The formation and training of agro-pastoral promoters was a clear priority of the project, and also aimed at extending the project's range of action, allowing to replicate the knowledge transmitted in each community. At the same time, the project has also worked to promote food sovereignty - that is, the possibility for farmers and ranchers to also control the mechanisms and policies of food production and distribution - and fostering the involvement and empowerment of women.
The project's fields of action concerned:
- Growing potatoes and vegetables in greenhouses;
- Pest management and control and open field nurseries for pine production;
- Community breeding of pigs;
- And community breeding of fish, especially trout, in special tanks.

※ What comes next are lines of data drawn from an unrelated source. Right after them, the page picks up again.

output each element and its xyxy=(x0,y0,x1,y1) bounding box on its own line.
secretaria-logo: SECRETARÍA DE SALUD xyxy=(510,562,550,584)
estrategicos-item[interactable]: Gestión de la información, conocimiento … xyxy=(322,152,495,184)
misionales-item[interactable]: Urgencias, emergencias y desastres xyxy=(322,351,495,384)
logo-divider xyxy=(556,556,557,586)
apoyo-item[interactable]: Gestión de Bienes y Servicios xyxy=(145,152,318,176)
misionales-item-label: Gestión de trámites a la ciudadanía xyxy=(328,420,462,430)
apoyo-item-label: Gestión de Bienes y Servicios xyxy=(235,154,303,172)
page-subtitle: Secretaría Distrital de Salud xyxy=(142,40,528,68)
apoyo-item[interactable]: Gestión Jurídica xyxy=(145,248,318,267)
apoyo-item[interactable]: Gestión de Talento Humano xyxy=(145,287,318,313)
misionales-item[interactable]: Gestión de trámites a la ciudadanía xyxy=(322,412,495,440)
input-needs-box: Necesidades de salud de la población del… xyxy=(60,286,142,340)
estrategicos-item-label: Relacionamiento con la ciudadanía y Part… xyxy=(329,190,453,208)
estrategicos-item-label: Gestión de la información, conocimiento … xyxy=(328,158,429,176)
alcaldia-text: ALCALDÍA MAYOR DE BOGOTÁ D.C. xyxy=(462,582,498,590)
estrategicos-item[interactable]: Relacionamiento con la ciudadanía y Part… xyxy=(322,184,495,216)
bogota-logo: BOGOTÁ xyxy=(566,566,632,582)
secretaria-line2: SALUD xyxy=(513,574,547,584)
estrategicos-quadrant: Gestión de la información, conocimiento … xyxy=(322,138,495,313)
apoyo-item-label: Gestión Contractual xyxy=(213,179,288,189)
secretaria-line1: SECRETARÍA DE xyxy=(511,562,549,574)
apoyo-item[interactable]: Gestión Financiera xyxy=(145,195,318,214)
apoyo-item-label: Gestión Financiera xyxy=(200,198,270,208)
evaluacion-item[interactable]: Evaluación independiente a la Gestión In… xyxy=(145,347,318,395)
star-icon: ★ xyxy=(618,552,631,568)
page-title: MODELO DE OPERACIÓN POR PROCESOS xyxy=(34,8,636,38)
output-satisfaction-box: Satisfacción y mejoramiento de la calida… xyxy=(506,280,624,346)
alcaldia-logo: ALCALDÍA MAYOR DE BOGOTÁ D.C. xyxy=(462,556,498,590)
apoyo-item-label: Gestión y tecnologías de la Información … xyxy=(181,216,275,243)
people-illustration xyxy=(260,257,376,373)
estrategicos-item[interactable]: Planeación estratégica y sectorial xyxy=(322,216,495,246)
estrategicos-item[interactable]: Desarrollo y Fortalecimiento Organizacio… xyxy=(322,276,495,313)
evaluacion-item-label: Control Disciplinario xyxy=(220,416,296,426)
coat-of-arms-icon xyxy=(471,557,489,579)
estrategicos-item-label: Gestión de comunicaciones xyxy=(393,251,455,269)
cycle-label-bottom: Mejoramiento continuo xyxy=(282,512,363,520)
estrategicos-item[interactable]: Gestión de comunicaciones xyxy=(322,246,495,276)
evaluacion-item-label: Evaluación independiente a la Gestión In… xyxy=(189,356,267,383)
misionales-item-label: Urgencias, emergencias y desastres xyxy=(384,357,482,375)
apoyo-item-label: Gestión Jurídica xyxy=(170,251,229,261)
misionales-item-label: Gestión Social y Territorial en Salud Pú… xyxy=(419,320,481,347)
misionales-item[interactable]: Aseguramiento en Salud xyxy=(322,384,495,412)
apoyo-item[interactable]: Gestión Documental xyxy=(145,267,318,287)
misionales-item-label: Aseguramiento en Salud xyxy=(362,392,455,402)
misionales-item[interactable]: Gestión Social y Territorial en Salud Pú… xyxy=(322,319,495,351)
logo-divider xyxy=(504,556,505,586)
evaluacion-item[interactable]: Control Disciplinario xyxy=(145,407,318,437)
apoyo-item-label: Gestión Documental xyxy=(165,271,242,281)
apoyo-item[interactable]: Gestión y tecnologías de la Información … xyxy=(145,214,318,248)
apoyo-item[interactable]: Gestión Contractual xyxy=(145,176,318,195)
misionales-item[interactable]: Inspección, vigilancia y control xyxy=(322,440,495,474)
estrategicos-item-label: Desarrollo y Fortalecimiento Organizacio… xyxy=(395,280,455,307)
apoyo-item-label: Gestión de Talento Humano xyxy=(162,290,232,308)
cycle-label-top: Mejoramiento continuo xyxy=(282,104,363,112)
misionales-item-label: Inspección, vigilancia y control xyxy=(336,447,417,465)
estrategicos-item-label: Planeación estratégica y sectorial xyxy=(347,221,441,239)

The beneficiaries of this project today testify: “At the course we learned how to manage the cultivation of potatoes, and by returning we shared the knowledge with our base camp. This is important for us, to be able to learn something.” “We have improved our nutrition compared to our previous life,” adds another farmer; while a young woman shares: “They helped us to create the fields, in the construction of trout tanks ...”. And yet another farmer adds: “In the countryside we have always lived on agriculture. This is our life, and we are grateful for all of this.”
The use of improved seeds in potato cultivation, in addition to the correct use of fertilizers and fungicides, has made it possible to obtain much higher yields than usual, since they have reached an average of 25 tons per hectare, while with the use of traditional (unimproved) seeds, yields of between 6 and 12 tons per hectare were barely reached.
Furthermore, up to the 2019 management, the potato harvest benefited 54 families, while in 2020 it directly reached 91.
In the pig farm, the project involved 10 beneficiary families from 7 different communities and the pig farms have been improved and expanded. Now the farm is in full swing: from the communities of Calacalani and Chuchuata, pigs are already being brought to the Kami center for slaughter; and the pork processing process, labeled "Embutidos Kami" (Kami cured meats), with products such as serrano-type ham, smoked ham, pork salami, llama salami, grilled chorizo, is successfully marketed also in the Hipermaxi and Ticti markets, north of the city of Cochabamba.